Bringing DJing to schools to reverse the decline in students taking GCSE and A-Level music
In 2017 only 1 in 20 students took GCSE music. FutureDJs intends to change that with their pioneering programme bringing professional DJ and Music Production tutors into schools.
The tutors deliver a unique programme of study created by professionals, starting at Key Stage 2 and running through to Key Stage 5, in accordance with the new AQA, OCR and Eduqas GCSE music specifications.
FutureDJs is passionate about engaging young people with music. They aim to reverse the sharp decline in music education, making music lessons accessible and relevant to all young people, and ultimately increasing the number of students who go on to take (and pass) music GSCE and A-Level.
DJing can have a profound and transformative effect on young people; in some cases, it can open a whole new direction in life.
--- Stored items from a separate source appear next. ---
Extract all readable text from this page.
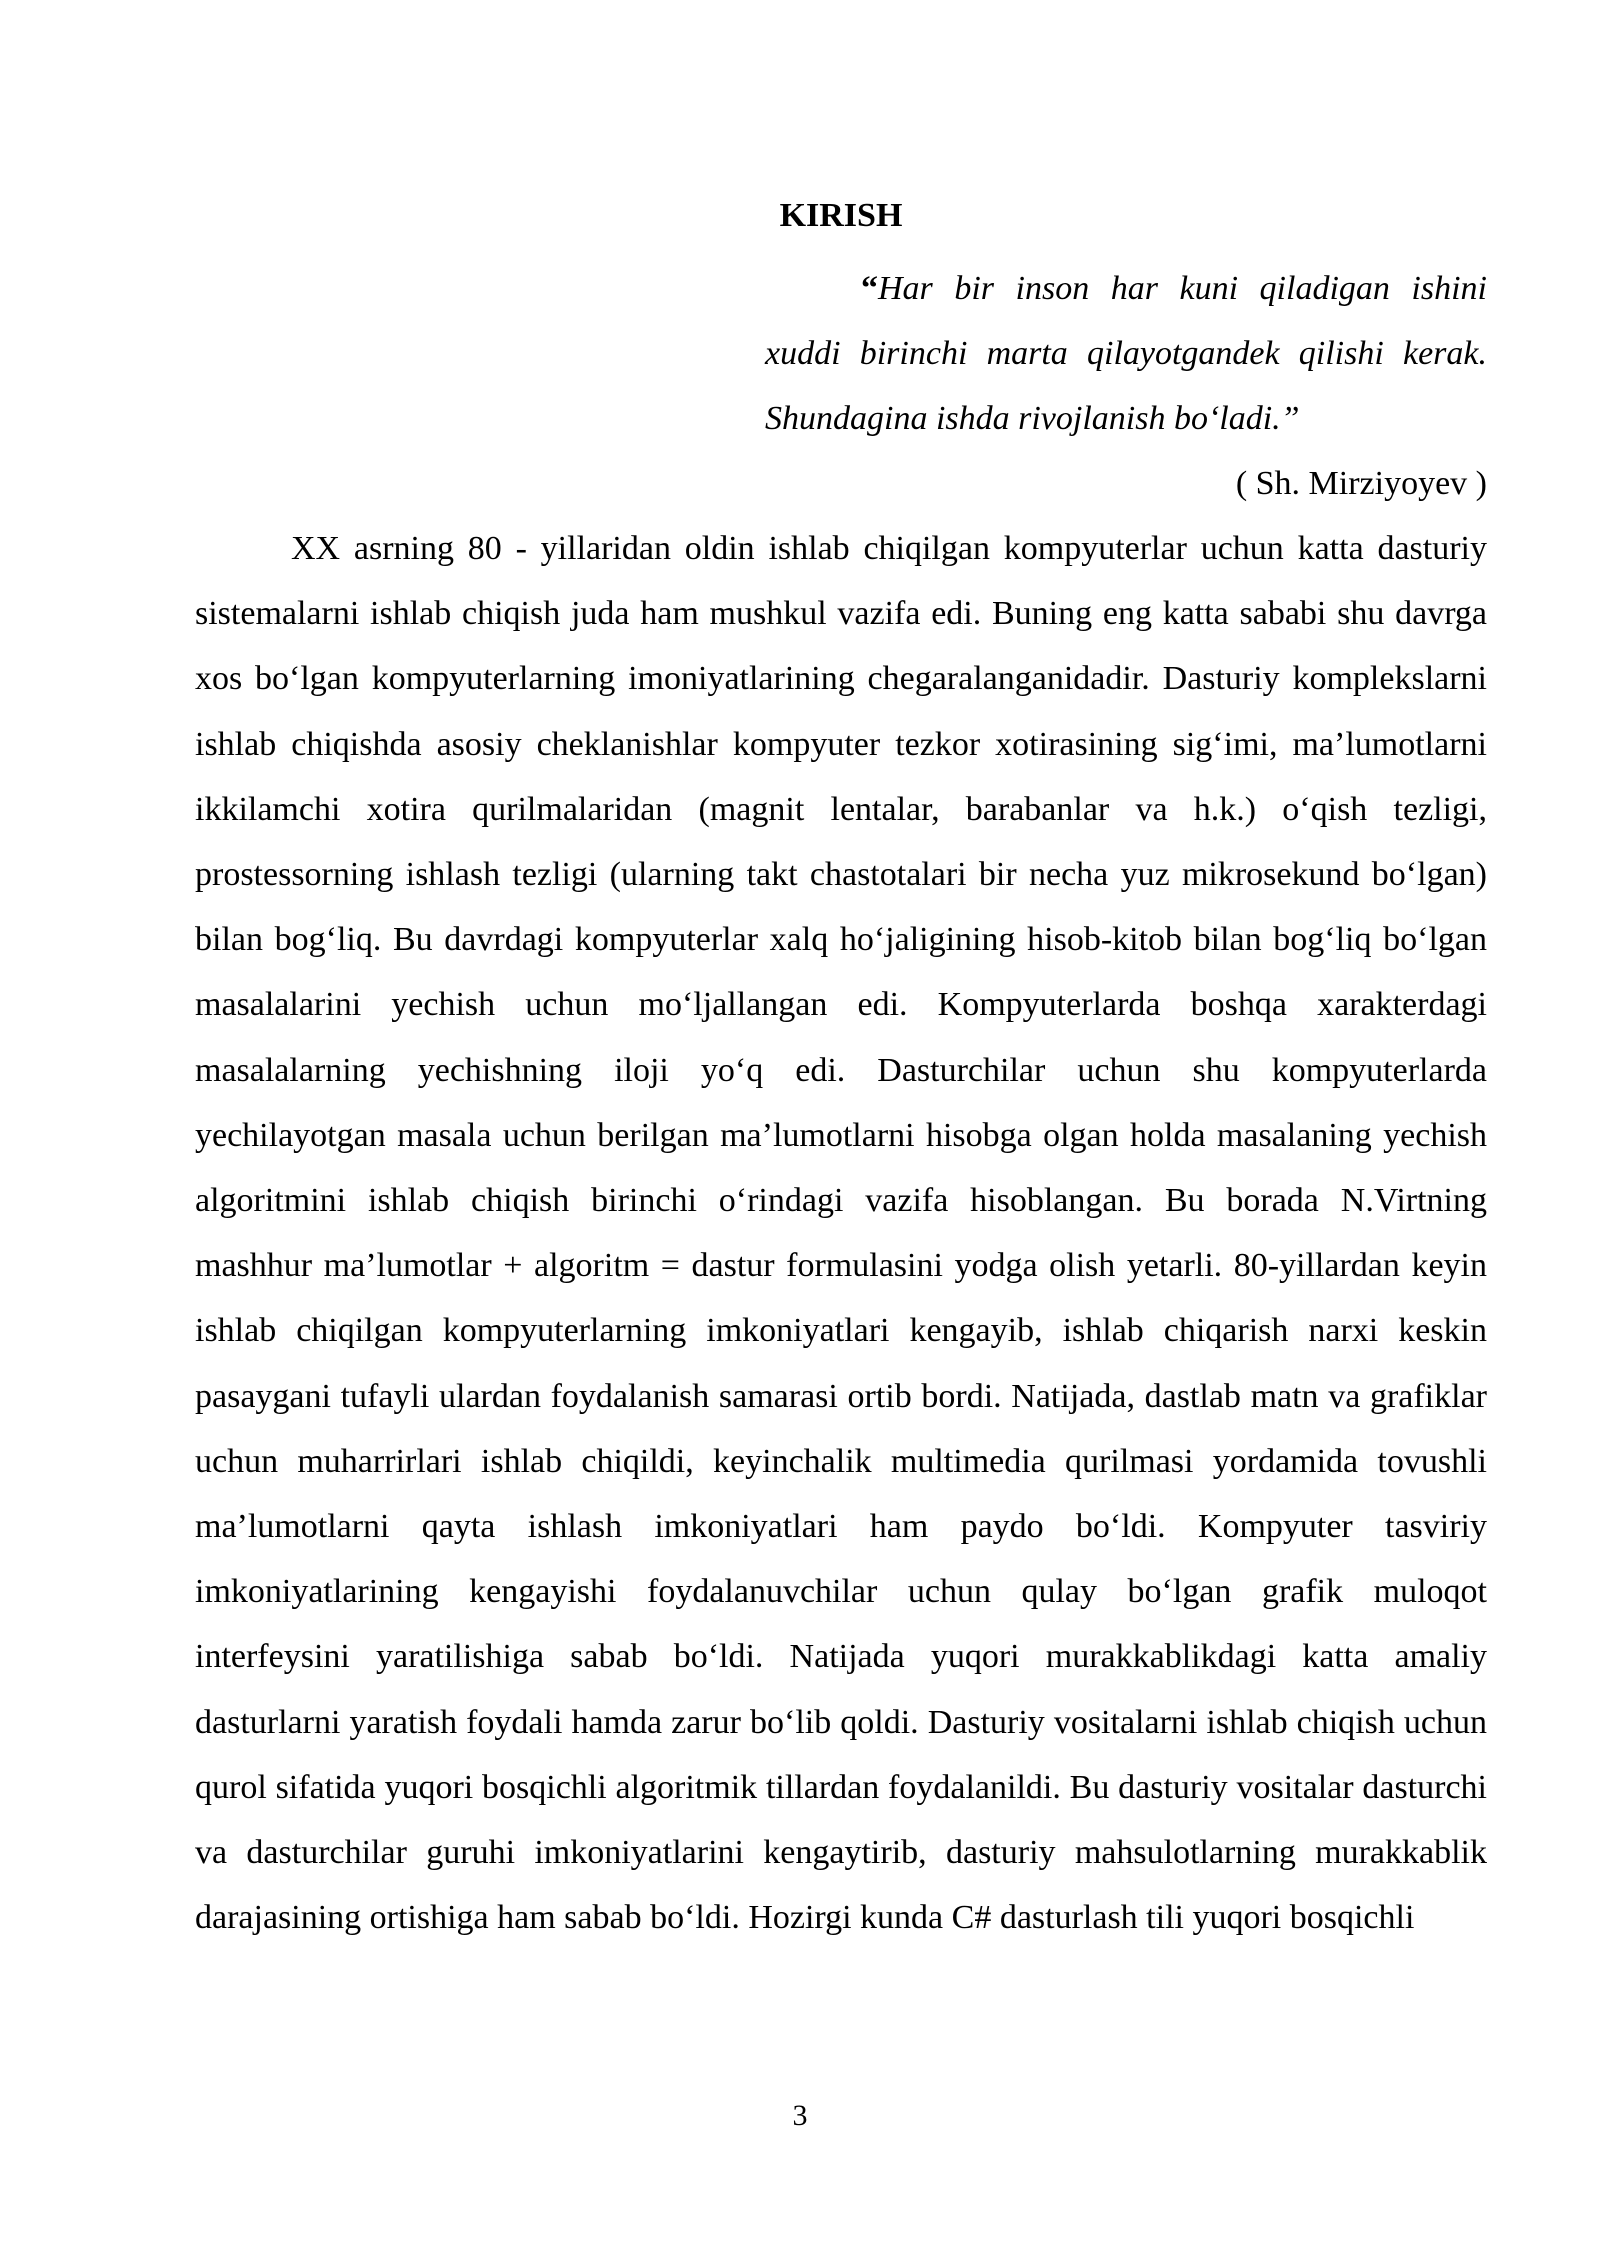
KIRISH
“Har bir inson har kuni qiladigan ishini xuddi birinchi marta qilayotgandek qilishi kerak. Shundagina ishda rivojlanish bo‘ladi.”
( Sh. Mirziyoyev )

XX asrning 80 - yillaridan oldin ishlab chiqilgan kompyuterlar uchun katta dasturiy sistemalarni ishlab chiqish juda ham mushkul vazifa edi. Buning eng katta sababi shu davrga xos bo‘lgan kompyuterlarning imoniyatlarining chegaralanganidadir. Dasturiy komplekslarni ishlab chiqishda asosiy cheklanishlar kompyuter tezkor xotirasining sig‘imi, ma’lumotlarni ikkilamchi xotira qurilmalaridan (magnit lentalar, barabanlar va h.k.) o‘qish tezligi, prostessorning ishlash tezligi (ularning takt chastotalari bir necha yuz mikrosekund bo‘lgan) bilan bog‘liq. Bu davrdagi kompyuterlar xalq ho‘jaligining hisob-kitob bilan bog‘liq bo‘lgan masalalarini yechish uchun mo‘ljallangan edi. Kompyuterlarda boshqa xarakterdagi masalalarning yechishning iloji yo‘q edi. Dasturchilar uchun shu kompyuterlarda yechilayotgan masala uchun berilgan ma’lumotlarni hisobga olgan holda masalaning yechish algoritmini ishlab chiqish birinchi o‘rindagi vazifa hisoblangan. Bu borada N.Virtning mashhur ma’lumotlar + algoritm = dastur formulasini yodga olish yetarli. 80-yillardan keyin ishlab chiqilgan kompyuterlarning imkoniyatlari kengayib, ishlab chiqarish narxi keskin pasaygani tufayli ulardan foydalanish samarasi ortib bordi. Natijada, dastlab matn va grafiklar uchun muharrirlari ishlab chiqildi, keyinchalik multimedia qurilmasi yordamida tovushli ma’lumotlarni qayta ishlash imkoniyatlari ham paydo bo‘ldi. Kompyuter tasviriy imkoniyatlarining kengayishi foydalanuvchilar uchun qulay bo‘lgan grafik muloqot interfeysini yaratilishiga sabab bo‘ldi. Natijada yuqori murakkablikdagi katta amaliy dasturlarni yaratish foydali hamda zarur bo‘lib qoldi. Dasturiy vositalarni ishlab chiqish uchun qurol sifatida yuqori bosqichli algoritmik tillardan foydalanildi. Bu dasturiy vositalar dasturchi va dasturchilar guruhi imkoniyatlarini kengaytirib, dasturiy mahsulotlarning murakkablik darajasining ortishiga ham sabab bo‘ldi. Hozirgi kunda C# dasturlash tili yuqori bosqichli

3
Decks can provide focus for a student who may otherwise be disengaged from education. For others it may just shed light onto a world of electronic music that is now worth over $7 billion.
Learning to DJ is similar to learning any other instrument. When DJing is learnt with the right intentions and taught in the right way – with a passion for electronic music at its heart – it can instil the skills and mentality of a musician.
However, despite the huge interest from students to get into music – at each school around 120 students register their interest – very few teachers have the practical skill, knowledge or resources to deliver. FutureDJs bridge this gap by sending their own visiting music tutors into secondary schools nationwide; providing structured, curriculum focused lessons, just like tutors of any other musical instrument.
In recent years the UK examination boards AQA and OCR introduced DJing into the GCSE national curriculum. The importance of this should not be underplayed; DJ decks are now recognised as a formal instrument and can therefore be assessed in schools.
Learning to DJ may not teach you about Western classical notation, but it will teach you how to listen, improvise and compose and it will inspire a love and passion for music that can be taken in any direction. The best DJs have an exceptional and instinctive understanding of harmony and rhythm and, above all else, composition.
DJs compose, perform and improvise with decks when mixing tracks together; first we listen to the two tracks individually, then we assess how they may sound when blended together, next we compose by imagining how we can affect each track to achieve our desired effect. Finally, we turn the dream into reality and perform the mix aloud, continually adjusting the sounds as we hear them.
The Future DJs programme is split over 36 twenty-minute sessions in an academic year, typically costing £15 per session. The team includes professional DJs Austen and Scott Smart who have collaborated with Grammy nominated artists, performed in some of the world’s top venues and licensed music to multinationals.
Together with their third co-founder, serial-entrepreneur Shaun Marsden, FutureDJs has been awarded a place on the Virgin Start Up incubator programme, received backing from Pioneer (the market leader in DJ technology), and angel investment from the former Commercial Director of TheTrainline.
FutureDJs is now crowdfunding to take their unique, pioneering programme into more schools around the UK and to create a foundation that will enable them to teach children in poorer areas where no funding is available.